Summary
holding that appellate court had no jurisdiction to decide issues arising out of adjudication proceeding when juvenile appealed from modification order
Summary of this case from In the Matter of V.AOpinion
No. 2-00-244-CV.
Delivered February 22, 2001.
Appeal From The 323rd District Court Of Tarrant County.
David A. Pearson, IV, Fort Worth, for appellant.
Tim Curry, Criminal Dist. Atty., Charles M. Mallin, Anne E. Swenson, Asst. Crim. Dist. Attys., Fort Worth, for appellee.
PANEL F: LIVINGSTON, GARDNER, and WALKER, JJ.
OPINION
G.C.F. appeals from the trial court's order modifying his prior disposition and committing him to the Texas Youth Commission (TYC). In his sole point on appeal, he contends the evidence was legally insufficient to sustain his adjudication for indecency with a child. We dismiss the appeal for want of jurisdiction.
On February 17, 1999, after a hearing, the trial court found G.C.F. engaged in delinquent conduct by engaging in sexual contact with K.Z. The judgment of delinquency was signed on February 22, 1999. The disposition hearing was conducted on June 3, 1999, and, on the same date, the trial court signed an order placing G.C.F. on juvenile probation for one year. The State subsequently filed a motion to modify disposition on March 20, 2000, alleging G.C.F. violated a condition of his probation. On April 24, 2000, the trial court granted the State's motion, revoked G.C.F.'s probation, and ordered him confined to the custody of TYC. After the modification hearing, G.C.F. filed a motion for new trial and a notice of appeal.
In his brief on appeal, G.C.F. challenges only the sufficiency of the evidence to support his adjudication for delinquent conduct.
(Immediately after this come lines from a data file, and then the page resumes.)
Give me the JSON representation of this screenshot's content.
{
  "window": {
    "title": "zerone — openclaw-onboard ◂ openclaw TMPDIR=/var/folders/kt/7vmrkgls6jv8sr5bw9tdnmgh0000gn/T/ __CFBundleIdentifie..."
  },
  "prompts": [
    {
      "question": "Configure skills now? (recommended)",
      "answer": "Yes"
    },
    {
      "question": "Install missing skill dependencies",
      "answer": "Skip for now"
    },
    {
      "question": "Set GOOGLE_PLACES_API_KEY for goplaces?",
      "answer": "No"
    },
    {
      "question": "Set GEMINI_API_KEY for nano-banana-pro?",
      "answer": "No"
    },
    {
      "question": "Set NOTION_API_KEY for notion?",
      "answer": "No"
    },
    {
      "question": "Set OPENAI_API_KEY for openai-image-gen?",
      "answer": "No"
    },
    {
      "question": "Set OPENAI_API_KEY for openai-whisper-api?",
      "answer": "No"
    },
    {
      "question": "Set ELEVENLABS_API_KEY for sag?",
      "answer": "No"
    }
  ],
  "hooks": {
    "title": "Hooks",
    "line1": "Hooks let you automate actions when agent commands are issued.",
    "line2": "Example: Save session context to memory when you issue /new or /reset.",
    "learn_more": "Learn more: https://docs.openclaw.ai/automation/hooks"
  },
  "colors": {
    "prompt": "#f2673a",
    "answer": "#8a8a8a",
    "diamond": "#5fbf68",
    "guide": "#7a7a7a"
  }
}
We agree with the State that G.C.F.'s complaint is untimely.
Juvenile appeals proceed under the rules governing civil cases generally. Tex. Family Code Ann. § 56.01(a) (Vernon Supp. 2001). Although the family code provides that "[a]n appeal of the adjudication may be sought notwithstanding that the adjudication order was signed more than 30 days before the date the notice of appeal . . . was filed," we do not construe this language to permit an indefinite right to appeal issues arising in the adjudication phase. Id. § 56.01(b); see also In re J.C.H., 12 S.W.3d 561, 562 (Tex.App.-San Antonio 1999, no pet.). The amendment to section 56.01, effective September 1, 1997, overrules our prior opinion of In re O.S.S., 931 S.W.2d 42, 44 (Tex.App.-Fort Worth 1996, writ denied) where we held the appellate timetable from a juvenile adjudication runs from the date the adjudication order is signed. We agree with the San Antonio Court that the amendment was designed to allow a juvenile to appeal issues relating to adjudication with issues relating to disposition. In re J.C.H., 12 S.W.3d at 562. Therefore, we hold issues relating to the adjudication proceeding may be appealed within the same time provided for a timely appeal from the disposition order. Id.
The rules of appellate procedure governing civil cases require a notice of appeal to be filed within 30 days after the judgment is signed or within 90 days if any party timely files a motion for new trial, a motion to modify the judgment or order, a motion to reinstate, or a request for findings of fact and conclusions of law. Tex.R.App.P. 26.1(a). G.C.F. did not file a timely motion for new trial, a motion to modify, a motion to reinstate, or a request for findings of fact and conclusions of law immediately following the adjudication proceeding. Thus, to be timely, his notice of appeal concerning matters arising out of the adjudication proceeding was due within 30 days of the signing of the original disposition order, or by Monday July 5, 1999. G.C.F. filed his notice on July 21, 2000, which is untimely and fails to invoke the jurisdiction of this court.
Because we have determined we lack jurisdiction, we do not address G.C.F.'s sufficiency complaint. Accordingly, we dismiss the appeal for want of jurisdiction.